Report No. 29
81. Special character of the enactments.-The features enumerated above1 amply show, that the enactments in question are of a special character, and stand apart from the general criminal law of the country embodied in the Indian Penal Code.
1. Paras. 48 to 80, supra.
82. Possibility of new offences in future.-While taking a decision about transferring the provisions of special enactments to the Indian Penal Code, we should bear in mind a practical aspect, namely, that with the passage of time, new and fresh offences under the head "anti-social offences" will come into existence, and those new offences may, in the light of practical needs, necessitate their own special rules of evidence and procedure, as well as special provisions as to maximum and minimum punishment. The manifestations of human ingenuity cannot be predicted, and special provisions may become necessary to tackle them. On the other hand, it may be that several of the offences dealt with in the special enactments now in force may, in course of time, become obsolete or lose their importance. In view of these considerations, it would be more practicable to keep provisions relating to such offences in special enactments, as they are at present.
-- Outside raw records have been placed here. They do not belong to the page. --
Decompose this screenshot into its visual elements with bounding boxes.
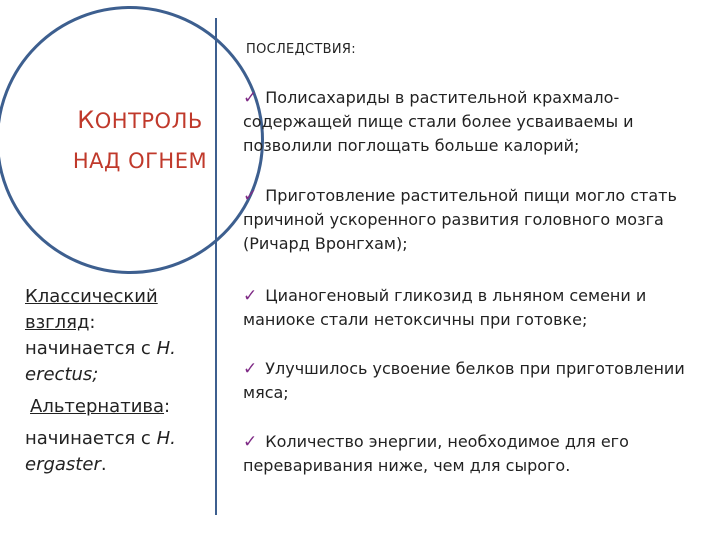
- title-line-1: [60, 100, 220, 141]
- alternative-colon: :: [164, 396, 171, 417]
- title-line-2: НАД ОГНЕМ: [72, 149, 208, 173]
- classic-label: Классический взгляд: [25, 286, 158, 333]
- alternative-view: [25, 428, 176, 475]
- heading-colon: :: [351, 42, 356, 57]
- alternative-period: .: [100, 454, 107, 475]
- check-icon: ✓: [243, 186, 258, 206]
- check-icon: ✓: [243, 88, 258, 108]
- classic-colon: :: [89, 312, 96, 333]
- consequence-item-4: [243, 357, 713, 405]
- slide-title: [60, 100, 220, 181]
- item-text: Улучшилось усвоение белков при приготовлении мяса;: [243, 359, 685, 402]
- item-text: Приготовление растительной пищи могло стать причиной ускоренного развития головного мозга (Ричард Вронгхам);: [243, 186, 677, 253]
- title-rest: ОНТРОЛЬ: [94, 109, 203, 133]
- heading-text: ПОСЛЕДСТВИЯ: [246, 42, 352, 57]
- classic-species: H. erectus;: [25, 338, 176, 385]
- consequence-item-1: [243, 86, 713, 158]
- alternative-species: H. ergaster: [25, 428, 176, 475]
- classic-text: начинается с: [25, 338, 157, 359]
- divider-line: [215, 18, 217, 515]
- check-icon: ✓: [243, 359, 258, 379]
- title-initial: К: [77, 106, 95, 134]
- consequences-heading: [246, 42, 356, 57]
- alternative-label: Альтернатива: [30, 396, 165, 417]
- alternative-text: начинается с: [25, 428, 157, 449]
- consequence-item-2: [243, 184, 713, 256]
- consequence-item-3: [243, 284, 713, 332]
- item-text: Цианогеновый гликозид в льняном семени и маниоке стали нетоксичны при готовке;: [243, 286, 647, 329]
- check-icon: ✓: [243, 286, 258, 306]
- consequence-item-5: [243, 430, 713, 478]
- classic-view: [25, 286, 176, 385]
- item-text: Полисахариды в растительной крахмало-содержащей пище стали более усваиваемы и позволили поглощать больше калорий;: [243, 88, 634, 155]
- item-text: Количество энергии, необходимое для его переваривания ниже, чем для сырого.: [243, 432, 629, 475]
- alternative-heading: [30, 394, 210, 420]
- check-icon: ✓: [243, 432, 258, 452]
- views-block: [25, 284, 210, 478]
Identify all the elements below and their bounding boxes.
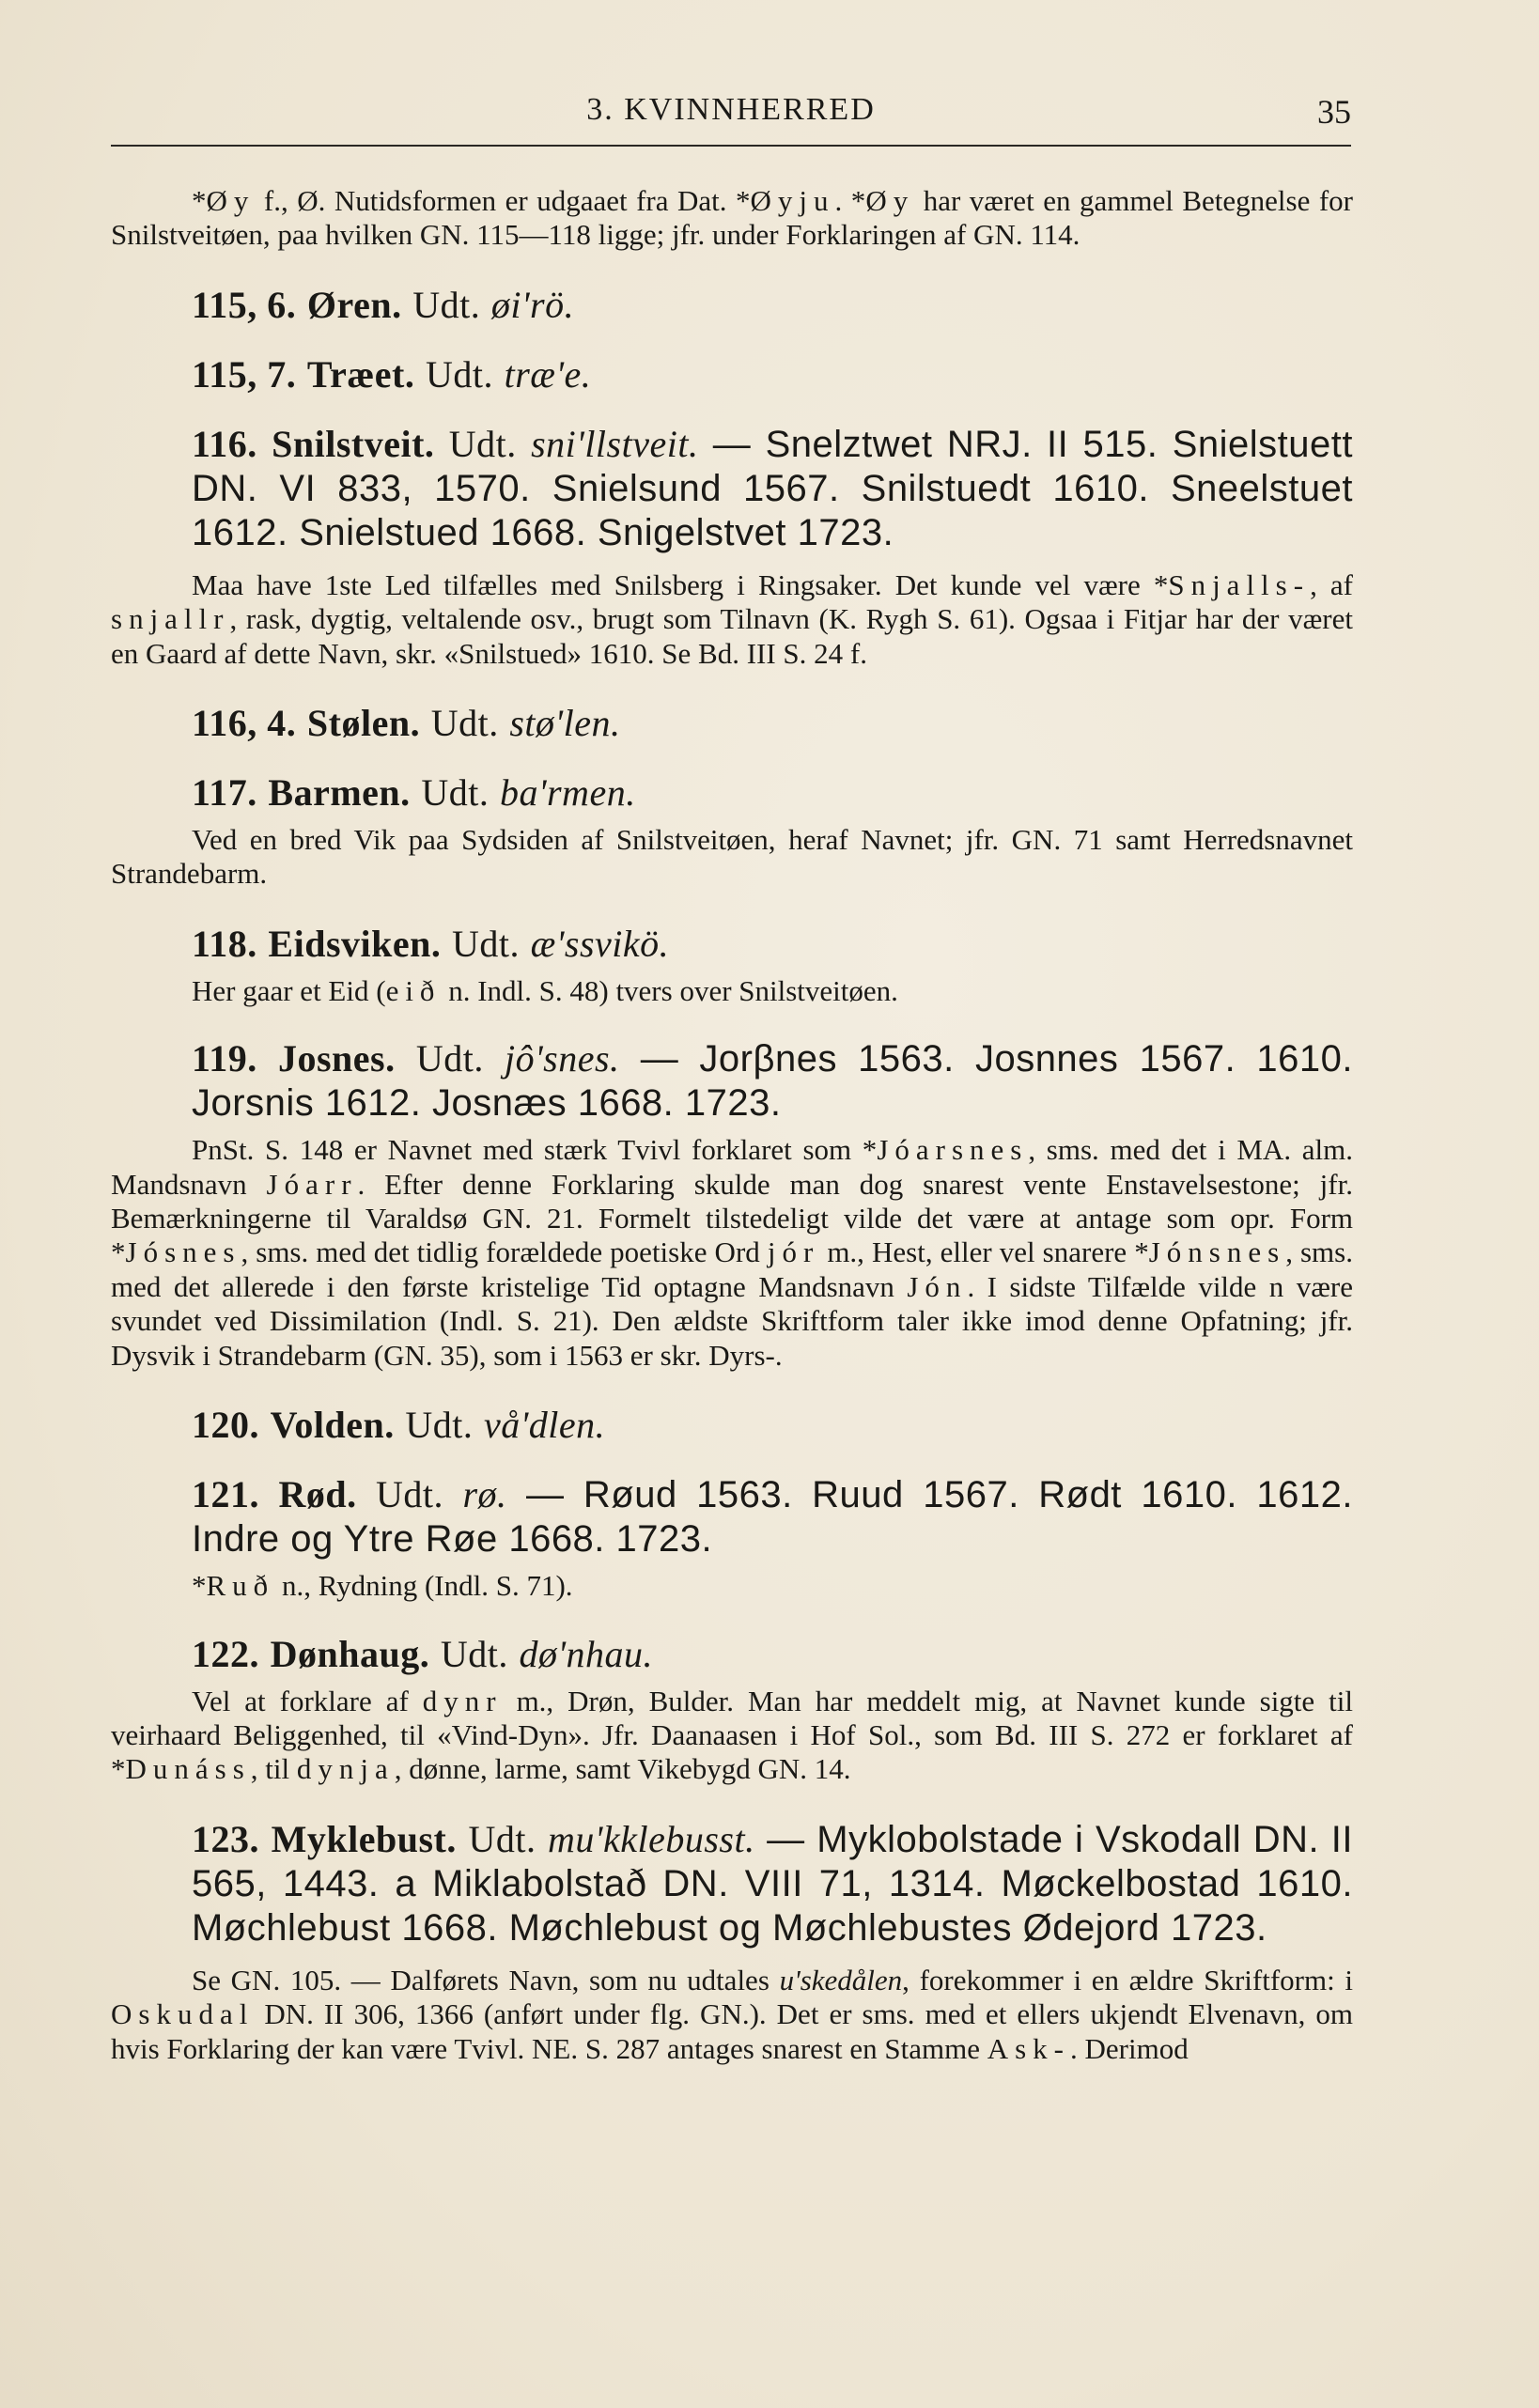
entry-name: Snilstveit. <box>272 422 435 465</box>
entry-118 <box>111 922 1353 967</box>
text-run: * <box>192 1569 207 1603</box>
entry-number: 118. <box>192 922 257 965</box>
spaced-term: eið <box>385 973 442 1007</box>
spaced-term: Øyju <box>750 184 835 217</box>
text-run: PnSt. S. 148 er Navnet med stærk Tvivl forklaret som * <box>192 1133 878 1167</box>
entry-number: 122. <box>192 1632 259 1675</box>
entry-115-6 <box>111 283 1353 328</box>
paragraph <box>111 1685 1353 1787</box>
entry-name: Træet. <box>306 352 415 396</box>
text-run: Ved en bred Vik paa Sydsiden af Snilstveitøen, heraf Navnet; jfr. GN. 71 samt Herredsnavnet Strandebarm. <box>111 823 1353 891</box>
pronunciation: øi'rö. <box>490 283 575 326</box>
paragraph <box>111 1133 1353 1373</box>
entry-number: 116. <box>192 422 257 465</box>
pronunciation: stø'len. <box>509 702 621 745</box>
text-run: , sms. med det i MA. alm. Mandsnavn <box>111 1133 1353 1201</box>
entry-117 <box>111 770 1353 816</box>
running-header <box>111 92 1351 139</box>
text-run: . Efter denne Forklaring skulde man dog snarest vente Enstavelsestone; jfr. Bemærkningerne til Varaldsø GN. 21. Formelt tilstedeligt vilde det være at antage som opr. Form * <box>111 1167 1353 1269</box>
paragraph <box>111 823 1353 892</box>
page-number: 35 <box>1317 93 1351 131</box>
page-body <box>111 184 1353 2066</box>
spaced-term: Jóarsnes <box>877 1133 1029 1167</box>
spaced-term: Jósnes <box>125 1235 241 1269</box>
text-run: Her gaar et Eid ( <box>192 973 386 1007</box>
historical-forms: — Snelztwet NRJ. II 515. Snielstuett DN. VI 833, 1570. Snielsund 1567. Snilstuedt 1610. Sneelstuet 1612. Snielstued 1668. Snigelstvet 1723. <box>192 423 1354 553</box>
udt-label: Udt. <box>452 922 521 965</box>
historical-forms: — Røud 1563. Ruud 1567. Rødt 1610. 1612. Indre og Ytre Røe 1668. 1723. <box>192 1474 1353 1561</box>
spaced-term: snjallr <box>111 602 230 636</box>
entry-name: Stølen. <box>306 702 421 745</box>
entry-115-7 <box>111 352 1353 397</box>
entry-name: Barmen. <box>268 771 411 815</box>
text-run: , sms. med det allerede i den første kristelige Tid optagne Mandsnavn <box>111 1235 1353 1303</box>
udt-label: Udt. <box>468 1817 536 1860</box>
text-run: , forekommer i en ældre Skriftform: i <box>902 1963 1353 1996</box>
entry-120 <box>111 1403 1353 1448</box>
entry-name: Eidsviken. <box>268 922 442 965</box>
paragraph <box>111 184 1353 253</box>
text-run: . I sidste Tilfælde vilde n være svundet ved Dissimilation (Indl. S. 21). Den ældste Skriftform taler ikke imod denne Opfatning; jfr. Dysvik i Strandebarm (GN. 35), som i 1563 er skr. Dyrs-. <box>111 1269 1353 1372</box>
paragraph <box>111 1569 1353 1603</box>
text-run: * <box>192 184 207 217</box>
header-rule <box>111 145 1351 147</box>
entry-116-4 <box>111 701 1353 746</box>
spaced-term: Øy <box>865 184 915 217</box>
spaced-term: Jónsnes <box>1148 1235 1286 1269</box>
spaced-term: jór <box>767 1235 820 1269</box>
udt-label: Udt. <box>405 1404 474 1447</box>
udt-label: Udt. <box>412 283 481 326</box>
spaced-term: Snjalls- <box>1168 567 1311 601</box>
udt-label: Udt. <box>440 1632 508 1675</box>
text-run: . * <box>834 184 866 217</box>
entry-name: Dønhaug. <box>270 1632 430 1675</box>
text-run: n. Indl. S. 48) tvers over Snilstveitøen. <box>441 973 898 1007</box>
udt-label: Udt. <box>415 1037 484 1080</box>
pronunciation: træ'e. <box>504 352 592 396</box>
text-run: Se GN. 105. — Dalførets Navn, som nu udtales <box>192 1963 780 1996</box>
text-run: . Derimod <box>1070 2031 1189 2065</box>
entry-name: Josnes. <box>277 1037 396 1080</box>
entry-number: 117. <box>192 771 257 815</box>
spaced-term: Jóarr <box>266 1167 358 1201</box>
udt-label: Udt. <box>425 352 493 396</box>
entry-name: Myklebust. <box>271 1817 457 1860</box>
text-run: Vel at forklare af <box>192 1684 423 1717</box>
chapter-title: 3. KVINNHERRED <box>586 92 876 127</box>
paragraph <box>111 1964 1353 2066</box>
text-run: , rask, dygtig, veltalende osv., brugt som Tilnavn (K. Rygh S. 61). Ogsaa i Fitjar har der været en Gaard af dette Navn, skr. «Snilstued» 1610. Se Bd. III S. 24 f. <box>111 602 1353 670</box>
text-run: Maa have 1ste Led tilfælles med Snilsberg i Ringsaker. Det kunde vel være * <box>192 567 1169 601</box>
pronunciation: vå'dlen. <box>483 1404 606 1447</box>
pronunciation: jô'snes. <box>505 1037 620 1080</box>
spaced-term: Øy <box>206 184 256 217</box>
pronunciation: dø'nhau. <box>519 1632 654 1675</box>
text-run: , dønne, larme, samt Vikebygd GN. 14. <box>394 1752 851 1786</box>
spaced-term: Ask- <box>987 2031 1070 2065</box>
text-run: m., Hest, eller vel snarere * <box>819 1235 1149 1269</box>
pronunciation: mu'kklebusst. <box>548 1817 755 1860</box>
text-run: , sms. med det tidlig forældede poetiske Ord <box>241 1235 768 1269</box>
text-run: m., Drøn, Bulder. Man har meddelt mig, at Navnet kunde sigte til veirhaard Beliggenhed, til «Vind-Dyn». Jfr. Daanaasen i Hof Sol., som Bd. III S. 272 er forklaret af * <box>111 1684 1353 1786</box>
entry-name: Volden. <box>270 1404 395 1447</box>
pronunciation: rø. <box>462 1473 507 1516</box>
spaced-term: dynja <box>296 1752 395 1786</box>
text-run: f., Ø. Nutidsformen er udgaaet fra Dat. * <box>255 184 751 217</box>
udt-label: Udt. <box>448 422 517 465</box>
historical-forms: — Jorβnes 1563. Josnnes 1567. 1610. Jorsnis 1612. Josnæs 1668. 1723. <box>192 1038 1353 1125</box>
paragraph <box>111 974 1353 1008</box>
entry-name: Rød. <box>278 1473 357 1516</box>
pronunciation: æ'ssvikö. <box>530 922 670 965</box>
text-run: n., Rydning (Indl. S. 71). <box>274 1569 573 1603</box>
spaced-term: dynr <box>422 1684 503 1717</box>
text-run: , af <box>1310 567 1353 601</box>
spaced-term: Dunáss <box>125 1752 251 1786</box>
spaced-term: Jón <box>907 1269 968 1303</box>
paragraph <box>111 568 1353 671</box>
entry-122 <box>111 1632 1353 1677</box>
pronunciation: ba'rmen. <box>499 771 636 815</box>
entry-116 <box>111 422 1353 555</box>
entry-number: 115, 6. <box>192 283 297 326</box>
spaced-term: Oskudal <box>111 1997 255 2031</box>
pronunciation: sni'llstveit. <box>531 422 699 465</box>
entry-name: Øren. <box>306 283 402 326</box>
udt-label: Udt. <box>376 1473 444 1516</box>
text-run: , til <box>250 1752 297 1786</box>
entry-123 <box>111 1817 1353 1950</box>
entry-number: 121. <box>192 1473 259 1516</box>
udt-label: Udt. <box>421 771 490 815</box>
historical-forms: — Myklobolstade i Vskodall DN. II 565, 1443. a Miklabolstað DN. VIII 71, 1314. Møckelbostad 1610. Møchlebust 1668. Møchlebust og Møchlebustes Ødejord 1723. <box>192 1818 1353 1949</box>
text-run: har været en gammel Betegnelse for Snilstveitøen, paa hvilken GN. 115—118 ligge; jfr. under Forklaringen af GN. 114. <box>111 184 1353 252</box>
entry-number: 119. <box>192 1037 257 1080</box>
entry-number: 115, 7. <box>192 352 297 396</box>
text-run: DN. II 306, 1366 (anført under flg. GN.). Det er sms. med et ellers ukjendt Elvenavn, om hvis Forklaring der kan være Tvivl. NE. S. 287 antages snarest en Stamme <box>111 1997 1353 2065</box>
udt-label: Udt. <box>430 702 499 745</box>
entry-121 <box>111 1472 1353 1561</box>
entry-number: 120. <box>192 1404 259 1447</box>
entry-119 <box>111 1036 1353 1126</box>
entry-number: 123. <box>192 1817 259 1860</box>
entry-number: 116, 4. <box>192 702 297 745</box>
italic-term: u'skedålen <box>779 1963 903 1996</box>
spaced-term: Ruð <box>206 1569 275 1603</box>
In this connection, we may also point out, that besides the offences listed by the Santhanam Committee1, there are several other offences which could be regarded of an anti-social character, and that these are all dealt with in special laws2.
1. Para. 2, supra.
2. See Appendix 10.
83. Likelihood of new devices coming into existence.-We would also point out, that with the passage of time, new and fresh devices to evade the existing taxation or economic laws might come into being, and the more convenient course would, therefore, be to deal with them in the relevant special enactments rather than in the Indian Penal Code.
84. As has been stated1, "The race between the evaders of the law and the authorities who enforce the law may, in some fields (like techniques and methods), be one continuous process, in which each tries to get the better of the other. In such circumstances, the Legislature and the Government may try to equip the enforcers of the law at any time with powers required at that time, considering the prevailing circumstances, the nature and extent of activities of "evaders and extent of power requisite for the officers enforcing the law, includingrules and notifications to deal with the evaders."
1. Shreeram Durgaprasad (Private) Ltd. v. D.C. Customs Department, AIR 1965 AP 294 (302), para. 33 (per Anantanarayana Ayyar J.) (August).